Oh, my goodness, that machine is magical. They tossed in the semolina, added water, and the machine did all the mixing. They chose the pasta shape and chopped off the pasta coming out of the extruder. They started with fresh spaghetti.

 Finished pasta went into trays and were dusted with more semolina.

 They moved on to strozzapreti.

And the team captains made a batch of egg dough that they kneaded by hand. But we forgot about that dough when it was resting in the fridge. So, I have that here at home and we'll make something with it soon.

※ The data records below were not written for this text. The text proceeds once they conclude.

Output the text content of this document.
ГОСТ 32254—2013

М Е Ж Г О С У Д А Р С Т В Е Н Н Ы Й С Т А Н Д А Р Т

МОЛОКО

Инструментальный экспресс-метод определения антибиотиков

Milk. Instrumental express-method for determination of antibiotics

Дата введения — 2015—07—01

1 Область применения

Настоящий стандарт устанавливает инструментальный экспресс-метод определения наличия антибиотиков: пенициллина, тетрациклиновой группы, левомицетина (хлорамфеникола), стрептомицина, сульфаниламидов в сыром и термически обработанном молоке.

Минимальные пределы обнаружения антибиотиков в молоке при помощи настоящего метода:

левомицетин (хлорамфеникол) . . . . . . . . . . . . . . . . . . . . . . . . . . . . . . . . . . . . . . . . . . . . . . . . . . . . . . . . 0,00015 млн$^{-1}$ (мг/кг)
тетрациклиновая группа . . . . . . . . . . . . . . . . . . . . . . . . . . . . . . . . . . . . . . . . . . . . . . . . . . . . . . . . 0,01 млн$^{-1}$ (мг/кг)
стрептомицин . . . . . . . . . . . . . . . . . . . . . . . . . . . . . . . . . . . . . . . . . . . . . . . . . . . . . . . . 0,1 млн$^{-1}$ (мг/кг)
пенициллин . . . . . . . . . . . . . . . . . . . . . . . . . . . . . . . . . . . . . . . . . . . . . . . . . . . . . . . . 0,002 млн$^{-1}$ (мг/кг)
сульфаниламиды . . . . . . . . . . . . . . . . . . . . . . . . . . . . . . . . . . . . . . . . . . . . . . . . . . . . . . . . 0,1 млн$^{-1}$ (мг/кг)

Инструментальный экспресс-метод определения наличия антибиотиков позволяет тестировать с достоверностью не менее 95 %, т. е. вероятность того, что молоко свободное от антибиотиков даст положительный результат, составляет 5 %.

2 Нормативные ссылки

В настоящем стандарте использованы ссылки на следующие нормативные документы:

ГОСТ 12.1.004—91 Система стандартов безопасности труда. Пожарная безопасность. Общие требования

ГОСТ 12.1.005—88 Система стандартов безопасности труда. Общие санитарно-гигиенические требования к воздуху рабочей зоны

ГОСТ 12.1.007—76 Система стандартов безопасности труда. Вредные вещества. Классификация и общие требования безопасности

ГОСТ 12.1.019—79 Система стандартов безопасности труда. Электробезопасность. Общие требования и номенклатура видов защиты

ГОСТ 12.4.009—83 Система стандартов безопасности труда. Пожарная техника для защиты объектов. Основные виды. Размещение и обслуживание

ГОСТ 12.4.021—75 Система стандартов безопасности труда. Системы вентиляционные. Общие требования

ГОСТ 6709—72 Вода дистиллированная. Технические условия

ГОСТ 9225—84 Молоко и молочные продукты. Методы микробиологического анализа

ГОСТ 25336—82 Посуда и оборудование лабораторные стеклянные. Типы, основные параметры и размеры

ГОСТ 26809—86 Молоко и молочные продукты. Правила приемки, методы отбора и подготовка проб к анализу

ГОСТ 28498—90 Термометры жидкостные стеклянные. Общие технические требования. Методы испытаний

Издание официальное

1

As time pushed towards our start, Emanuele came back from La Balena and showed the kids how to cook the pasta and make some sauces. This is one of my favorite photos of the night: one of our co-captains running the stove. She had so much fun.

photo by R, the other co-captain of the robotics team

We put up a sign to let people know the restaurant wasn't open with its regular menu.

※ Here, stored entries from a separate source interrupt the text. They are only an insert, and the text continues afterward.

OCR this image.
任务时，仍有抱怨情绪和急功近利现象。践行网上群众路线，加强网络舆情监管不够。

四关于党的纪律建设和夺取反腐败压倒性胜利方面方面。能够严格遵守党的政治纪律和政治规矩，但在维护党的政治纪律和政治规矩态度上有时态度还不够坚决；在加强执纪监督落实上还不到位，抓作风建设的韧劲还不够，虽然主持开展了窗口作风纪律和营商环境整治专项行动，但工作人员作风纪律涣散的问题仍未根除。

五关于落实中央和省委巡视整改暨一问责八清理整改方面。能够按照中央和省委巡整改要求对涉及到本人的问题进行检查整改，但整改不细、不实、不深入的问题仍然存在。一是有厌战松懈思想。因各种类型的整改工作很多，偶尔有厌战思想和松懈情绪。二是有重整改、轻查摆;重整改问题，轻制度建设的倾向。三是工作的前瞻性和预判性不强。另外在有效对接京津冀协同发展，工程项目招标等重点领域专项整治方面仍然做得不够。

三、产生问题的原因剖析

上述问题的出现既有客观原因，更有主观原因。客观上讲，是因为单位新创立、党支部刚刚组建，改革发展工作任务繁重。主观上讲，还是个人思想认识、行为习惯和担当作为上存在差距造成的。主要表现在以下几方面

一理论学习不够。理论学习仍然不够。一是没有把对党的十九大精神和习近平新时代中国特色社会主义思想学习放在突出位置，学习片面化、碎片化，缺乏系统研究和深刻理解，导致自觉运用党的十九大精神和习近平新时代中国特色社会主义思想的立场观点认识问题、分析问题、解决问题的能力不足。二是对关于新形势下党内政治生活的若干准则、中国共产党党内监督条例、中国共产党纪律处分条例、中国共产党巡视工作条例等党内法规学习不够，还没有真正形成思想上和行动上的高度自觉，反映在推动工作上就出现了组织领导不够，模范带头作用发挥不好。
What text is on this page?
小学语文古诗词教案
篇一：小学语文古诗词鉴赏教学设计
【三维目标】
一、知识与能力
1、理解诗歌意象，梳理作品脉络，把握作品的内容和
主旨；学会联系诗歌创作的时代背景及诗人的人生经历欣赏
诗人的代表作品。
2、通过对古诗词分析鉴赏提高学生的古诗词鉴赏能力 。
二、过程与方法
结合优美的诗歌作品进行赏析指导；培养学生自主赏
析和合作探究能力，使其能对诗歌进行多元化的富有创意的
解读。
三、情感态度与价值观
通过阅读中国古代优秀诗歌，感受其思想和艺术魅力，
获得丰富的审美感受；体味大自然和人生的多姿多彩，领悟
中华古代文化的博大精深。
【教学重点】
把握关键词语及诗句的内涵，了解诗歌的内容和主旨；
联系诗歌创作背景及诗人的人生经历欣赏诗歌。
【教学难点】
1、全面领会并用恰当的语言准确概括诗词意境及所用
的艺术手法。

While kids greeted diners, seated them, and started serving salads, I bagged up some of the fresh pastas to sell. We offered 4 servings for $10.

And I let people know that cooking fresh pasta is very different from the dry stuff.

Boil the water, add the pasta, as soon as it floats, it's done. But, it'll probably only take two minutes to cook.

At the end of the evening, the crew finally cooked for themselves and we sat down for the family dinner. Phew. I hadn't been off my feet in eight hours! Neither had the kids, but they're young and energetic.

And, as luck would have it, Anna mentioned that the wine was from one of her favorite wine cooperatives in Italy. What?! I was so tired, I just made a note of the bottle and figured I'd do some research after the fact.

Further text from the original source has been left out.